Eurozone Only Days Away From Collapse?

That’s what Wolfgang Münchau at The Financial Times says:

Technically, one can solve the problem even now, but the options are becoming more limited. The eurozone needs to take three decisions very shortly, with very little potential for the usual fudges.
First, the European Central Bank must agree a backstop of some kind, either an unlimited guarantee of a maximum bond spread, a backstop to the EFSF, in addition to dramatic measures to increase short-term liquidity for the banking sector. That would take care of the immediate bankruptcy threat.

The second measure is a firm timetable for a eurozone bond. The European Commission calls it a “stability bond”, surely a candidate for euphemism of the year. There are several proposals on the table. It does not matter what you call it. What matters is that it will be a joint-and-several liability of credible size. The insanity of cross-border national guarantees must come to an end. They are not a solution to the crisis. Those guarantees are now the main crisis propagator.

The third decision is a fiscal union. This would involve a partial loss of national sovereignty, and the creation of a credible institutional framework to deal with fiscal policy, and hopefully wider economic policy issues as well. The eurozone needs a treasury, properly staffed, not ad hoc co-ordination by the European Council over coffee and desert.

As Stephen Green notes, it’s hard to see Europeans ever agreeing to this, never mind agreeing to it anytime within the next two weeks, month, or however much longer they might actually have.

FILED UNDER: Economics and Business, Europe, World Politics, , , , , , ,
Doug Mataconis
About Doug Mataconis
Doug Mataconis held a B.A. in Political Science from Rutgers University and J.D. from George Mason University School of Law. He joined the staff of OTB in May 2010 and contributed a staggering 16,483 posts before his retirement in January 2020. He passed far too young in July 2021.


  1. Dave Schuler says:

    The insanity of this is that the German position is that the under-capitalized southern states should adjust their policies to be more like those of Germany.
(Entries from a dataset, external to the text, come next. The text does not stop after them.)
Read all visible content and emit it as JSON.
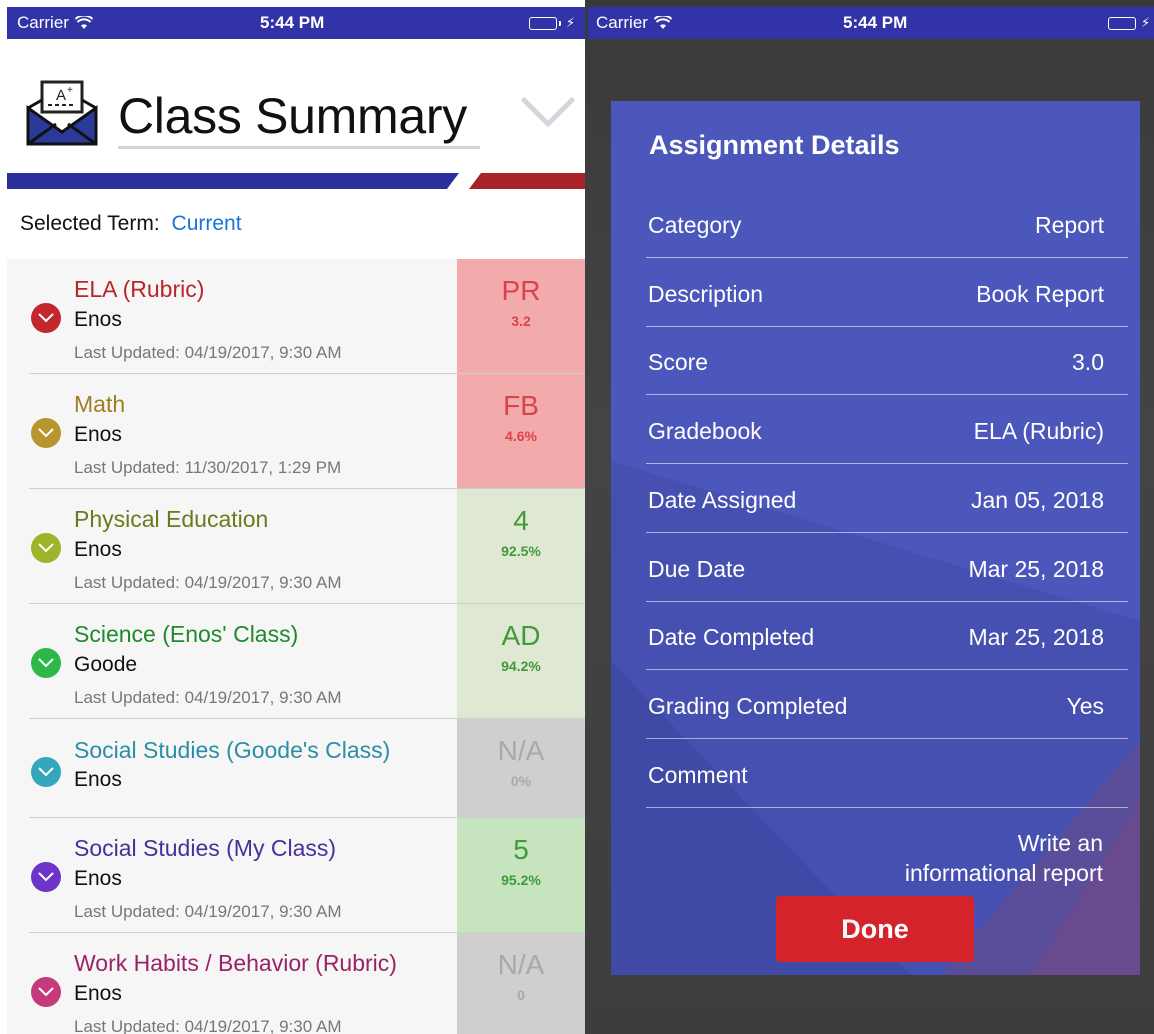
{
  "status_bar": {
    "carrier": "Carrier",
    "time": "5:44 PM"
  },
  "left": {
    "title": "Class Summary",
    "selected_term_label": "Selected Term:",
    "selected_term_value": "Current",
    "classes": [
      {
        "name": "ELA (Rubric)",
        "teacher": "Enos",
        "updated": "Last Updated: 04/19/2017, 9:30 AM",
        "grade": "PR",
        "score": "3.2",
        "name_color": "#b8262b",
        "dot_color": "#c4262d",
        "grade_bg": "#f3aaab",
        "grade_color": "#d9434a"
      },
      {
        "name": "Math",
        "teacher": "Enos",
        "updated": "Last Updated: 11/30/2017, 1:29 PM",
        "grade": "FB",
        "score": "4.6%",
        "name_color": "#a07e22",
        "dot_color": "#b8962e",
        "grade_bg": "#f3aaab",
        "grade_color": "#d9434a"
      },
      {
        "name": "Physical Education",
        "teacher": "Enos",
        "updated": "Last Updated: 04/19/2017, 9:30 AM",
        "grade": "4",
        "score": "92.5%",
        "name_color": "#6b7a1f",
        "dot_color": "#9cb52b",
        "grade_bg": "#dfe8d3",
        "grade_color": "#3f9a3a"
      },
      {
        "name": "Science (Enos' Class)",
        "teacher": "Goode",
        "updated": "Last Updated: 04/19/2017, 9:30 AM",
        "grade": "AD",
        "score": "94.2%",
        "name_color": "#1f8a2e",
        "dot_color": "#2eb84a",
        "grade_bg": "#dfe8d3",
        "grade_color": "#3f9a3a"
      },
      {
        "name": "Social Studies (Goode's Class)",
        "teacher": "Enos",
        "updated": "",
        "grade": "N/A",
        "score": "0%",
        "name_color": "#2a8fa4",
        "dot_color": "#35a7bd",
        "grade_bg": "#cfcfcf",
        "grade_color": "#a9a9a9"
      },
      {
        "name": "Social Studies (My Class)",
        "teacher": "Enos",
        "updated": "Last Updated: 04/19/2017, 9:30 AM",
        "grade": "5",
        "score": "95.2%",
        "name_color": "#4a2f9a",
        "dot_color": "#6c34c8",
        "grade_bg": "#c6e4bd",
        "grade_color": "#3f9a3a"
      },
      {
        "name": "Work Habits / Behavior (Rubric)",
        "teacher": "Enos",
        "updated": "Last Updated: 04/19/2017, 9:30 AM",
        "grade": "N/A",
        "score": "0",
        "name_color": "#9a2366",
        "dot_color": "#c43a7c",
        "grade_bg": "#cfcfcf",
        "grade_color": "#a9a9a9"
      }
    ]
  },
  "right": {
    "modal_title": "Assignment Details",
    "details": [
      {
        "label": "Category",
        "value": "Report"
      },
      {
        "label": "Description",
        "value": "Book Report"
      },
      {
        "label": "Score",
        "value": "3.0"
      },
      {
        "label": "Gradebook",
        "value": "ELA (Rubric)"
      },
      {
        "label": "Date Assigned",
        "value": "Jan 05, 2018"
      },
      {
        "label": "Due Date",
        "value": "Mar 25, 2018"
      },
      {
        "label": "Date Completed",
        "value": "Mar 25, 2018"
      },
      {
        "label": "Grading Completed",
        "value": "Yes"
      },
      {
        "label": "Comment",
        "value": ""
      }
    ],
    "comment_line1": "Write an",
    "comment_line2": "informational report",
    "done_label": "Done"
  }
}
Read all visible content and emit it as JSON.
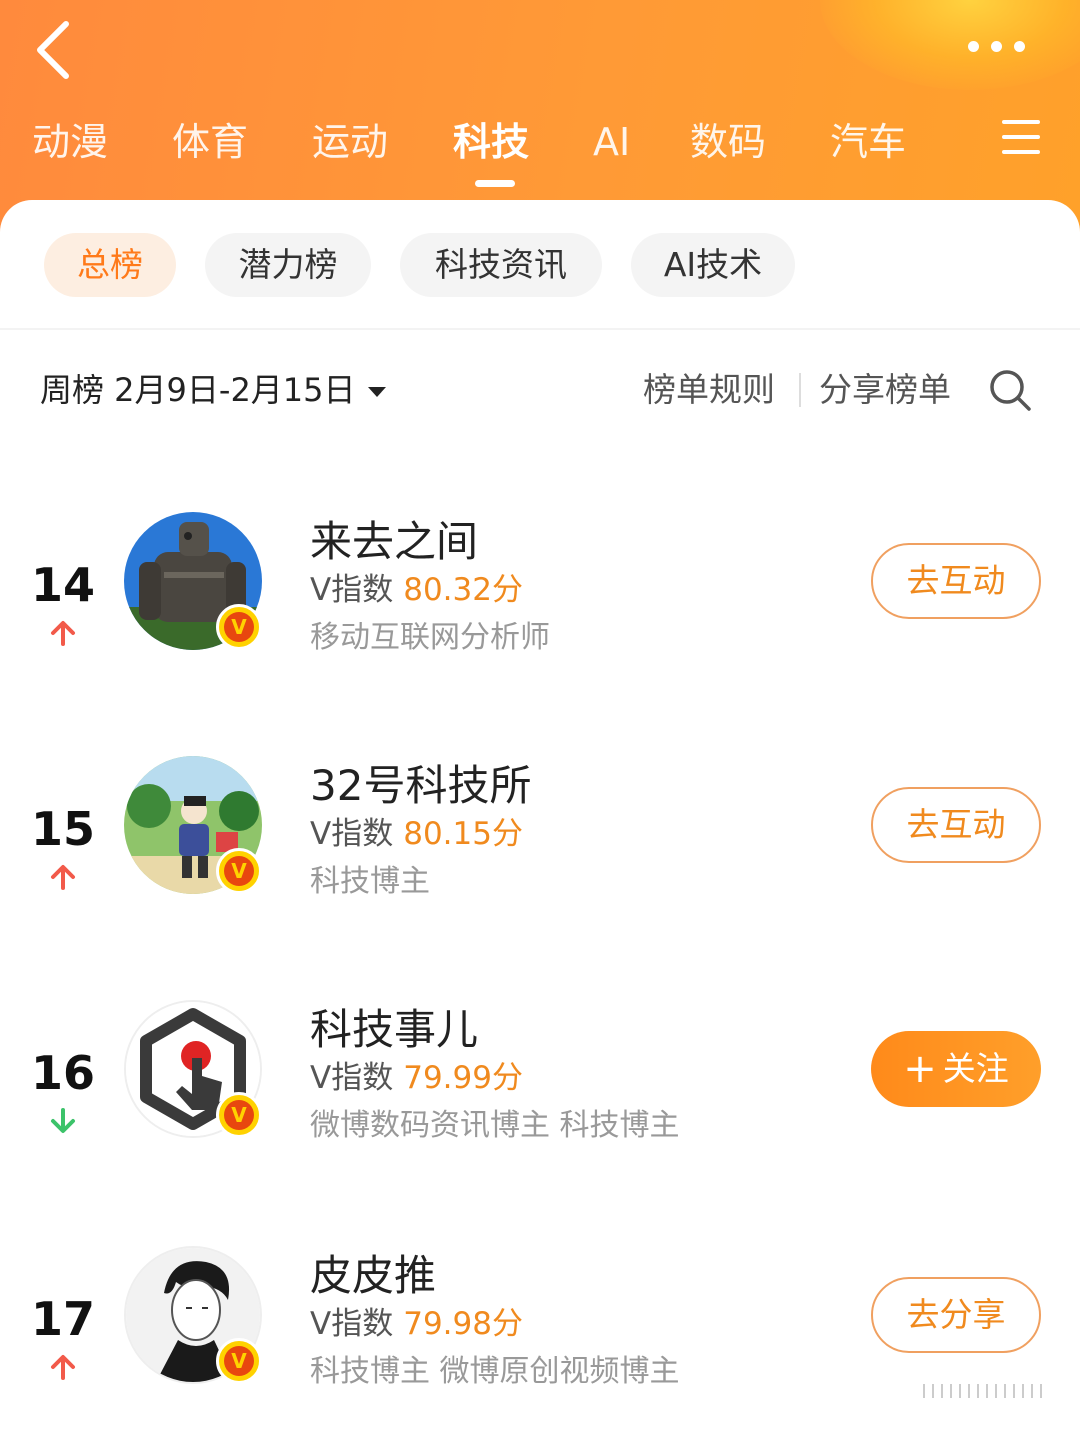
{
  "header": {
    "tabs": [
      {
        "label": "动漫"
      },
      {
        "label": "体育"
      },
      {
        "label": "运动"
      },
      {
        "label": "科技"
      },
      {
        "label": "AI"
      },
      {
        "label": "数码"
      },
      {
        "label": "汽车"
      }
    ],
    "active_tab": "科技",
    "accent_color": "#ff8a3d"
  },
  "filters": {
    "chips": [
      {
        "label": "总榜"
      },
      {
        "label": "潜力榜"
      },
      {
        "label": "科技资讯"
      },
      {
        "label": "AI技术"
      }
    ],
    "active_chip": "总榜"
  },
  "toolbar": {
    "period_label": "周榜 2月9日-2月15日",
    "rules_label": "榜单规则",
    "share_label": "分享榜单"
  },
  "rows": [
    {
      "rank": "14",
      "trend": "up",
      "name": "来去之间",
      "score_label": "V指数",
      "score": "80.32分",
      "desc": "移动互联网分析师",
      "action": "去互动",
      "avatar_icon": "robot-statue-avatar"
    },
    {
      "rank": "15",
      "trend": "up",
      "name": "32号科技所",
      "score_label": "V指数",
      "score": "80.15分",
      "desc": "科技博主",
      "action": "去互动",
      "avatar_icon": "cartoon-boy-avatar"
    },
    {
      "rank": "16",
      "trend": "down",
      "name": "科技事儿",
      "score_label": "V指数",
      "score": "79.99分",
      "desc": "微博数码资讯博主 科技博主",
      "action": "关注",
      "action_prefix": "+",
      "avatar_icon": "hand-tap-logo-avatar"
    },
    {
      "rank": "17",
      "trend": "up",
      "name": "皮皮推",
      "score_label": "V指数",
      "score": "79.98分",
      "desc": "科技博主 微博原创视频博主",
      "action": "去分享",
      "avatar_icon": "sketch-portrait-avatar"
    }
  ],
  "badge": {
    "letter": "V"
  },
  "colors": {
    "score": "#f08a1e",
    "trend_up": "#f25a4a",
    "trend_down": "#3cc36a"
  }
}
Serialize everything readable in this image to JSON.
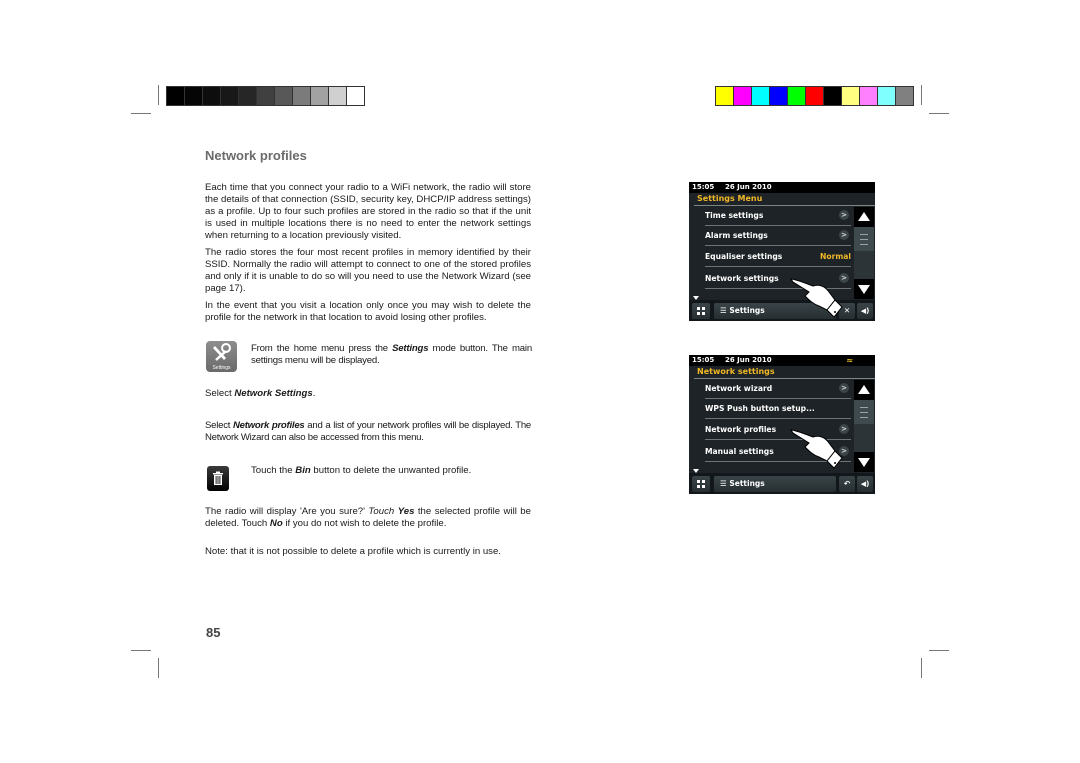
{
  "colors": {
    "grayscale_bar": [
      "#000000",
      "#050505",
      "#0d0d0d",
      "#181818",
      "#262626",
      "#404040",
      "#585858",
      "#7b7b7b",
      "#a2a2a2",
      "#d0d0d0",
      "#ffffff"
    ],
    "color_bar": [
      "#ffff00",
      "#ff00ff",
      "#00ffff",
      "#0000ff",
      "#00ff00",
      "#ff0000",
      "#000000",
      "#ffff80",
      "#ff80ff",
      "#80ffff",
      "#808080"
    ],
    "accent": "#f1b826"
  },
  "page": {
    "heading": "Network profiles",
    "paragraphs": [
      "Each time that you connect your radio to a WiFi network, the radio will store the details of that connection (SSID, security key, DHCP/IP address settings) as a profile. Up to four such profiles are stored in the radio so that if the unit is used in multiple locations there is no need to enter the network settings when returning to a location previously visited.",
      "The radio stores the four most recent profiles in memory identified by their SSID. Normally the radio will attempt to connect to one of the stored profiles and only if it is unable to do so will you need to use the Network Wizard (see page 17).",
      "In the event that you visit a location only once you may wish to delete the profile for the network in that location to avoid losing other profiles."
    ],
    "step1": {
      "pre": "From the home menu press the ",
      "em": "Settings",
      "post": " mode button. The main settings menu will be displayed.",
      "icon": "settings-icon",
      "icon_label": "Settings"
    },
    "step2": {
      "pre": "Select ",
      "em": "Network Settings",
      "post": "."
    },
    "step3": {
      "pre": "Select ",
      "em": "Network profiles",
      "post": " and a list of your network profiles will be displayed. The Network Wizard can also be accessed from this menu."
    },
    "step4": {
      "pre": "Touch the ",
      "em": "Bin",
      "post": " button to delete the unwanted profile.",
      "icon": "bin-icon"
    },
    "step5": {
      "a": "The radio will display 'Are you sure?' ",
      "b": "Touch",
      "c": " ",
      "d": "Yes",
      "e": " the selected profile will be deleted. Touch ",
      "f": "No",
      "g": " if you do not wish to delete the profile."
    },
    "note": "Note: that it is not possible to delete a profile which is currently in use.",
    "page_number": "85"
  },
  "screens": [
    {
      "time": "15:05",
      "date": "26 Jun 2010",
      "wifi": false,
      "title": "Settings Menu",
      "items": [
        {
          "label": "Time settings",
          "value": null
        },
        {
          "label": "Alarm settings",
          "value": null
        },
        {
          "label": "Equaliser settings",
          "value": "Normal"
        },
        {
          "label": "Network settings",
          "value": null
        }
      ],
      "bottom_label": "Settings",
      "back_button": "close"
    },
    {
      "time": "15:05",
      "date": "26 Jun 2010",
      "wifi": true,
      "title": "Network settings",
      "items": [
        {
          "label": "Network wizard",
          "value": null
        },
        {
          "label": "WPS Push button setup...",
          "value": null
        },
        {
          "label": "Network profiles",
          "value": null
        },
        {
          "label": "Manual settings",
          "value": null
        }
      ],
      "bottom_label": "Settings",
      "back_button": "back"
    }
  ]
}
Their problem isn’t just one of policy. Greece was a Turkish colony until 180 years ago. Italy, Spain, and Portugal have similar stories.

    If a European fiscal union is to work the highly capitalized and developed states (like Germany) must agree to send a part of their GDP to the less capitalized and developed ones (like Greece), somewhat as California, New York, and Illinois send a portion of their GDPs to Wyoming and Mississippi. That’s what the Germans will never agree to.

  2. says:

    It seems to support my thought all along, that Europe has to either Federalize or become cleanly separate nations. They don’t get to have it both ways.

  3. The other thought that I’ve been tossing around lately in my admittedly amateur at analyzing Europe brain is this one — let’s say Europe somehow makes it through this. The cost will be borne most substantially by the Germans. One wonders what political concessions they might want in return.

  4. de stijl says:

    @Doug Mataconis:

    One wonders what political concessions they might want in return.

    Let’s hope it’s not living space ; – )

  5. Ben Wolf says:

    @Doug Mataconis:

    The cost will be borne most substantially by the Germans.

    . Shouldn’t they? Germany was also the primary beneficiary of the EMU as they spent 2001-2005 violating the Maastricht Treaty via illegal levels of deifict spending to boost their economy, and using their position to force a trade imbalance on southern Europe. At every step since the Greek crisis began last year Germany has made the situation worse by unending quest to bail out its banks.

    I don’t feel sorry for the German eurobosses; the German people are the only ones for whom I have any sympathy, but then they should have done a better job of reigning in their politicians.

  6. Ben,

    As someone who thought the whole European “unity but not really unity” plan was doomed from the start, I’ve got to say there are a lot of guilty players here. The Greek economy for one is simply unsustainable and I don’t blame the Germans or the French for imposing conditions for additional aid.

  7. Fiscal union is not the solution. It may work in continental countries because there is a large immigration between the states/provinces and because there are several limitations to the power of these political divisions.

    That´s not the case of Europe.

  8. Ben Wolf says:

    @Doug Mataconis:

    The Greek economy for one is simply unsustainable and I don’t blame the Germans or the French for imposing conditions for additional aid.

    The problem is the “aid” won’t help. The Greek economy is contracting faster than its rulers can cut spending and the additional taxes being proposed will only make this situation worse. Greece’s debt has exploded since it enacted austerity measures demanded by the EMU core nations. Germany isn’t doing what it’s doing because it will help the Greeks, it’s doing it to protect German banks from the consequences of Greece’s necessary default. As for France, just wait a few weeks: they’ll end up in Germany’s crosshairs soon enough.

  9. @Ben Wolf:

    That’s exactly my point. Financial “union” without political (and cultural) unity is doomed to fail at some point.

  10. Ben Wolf says:

    @Doug Mataconis: Well you’re damned point is 100% correct.

  11. Ben Wolf says:

    Christ, my spelling sucks today. I’m forced to beg forgiveness.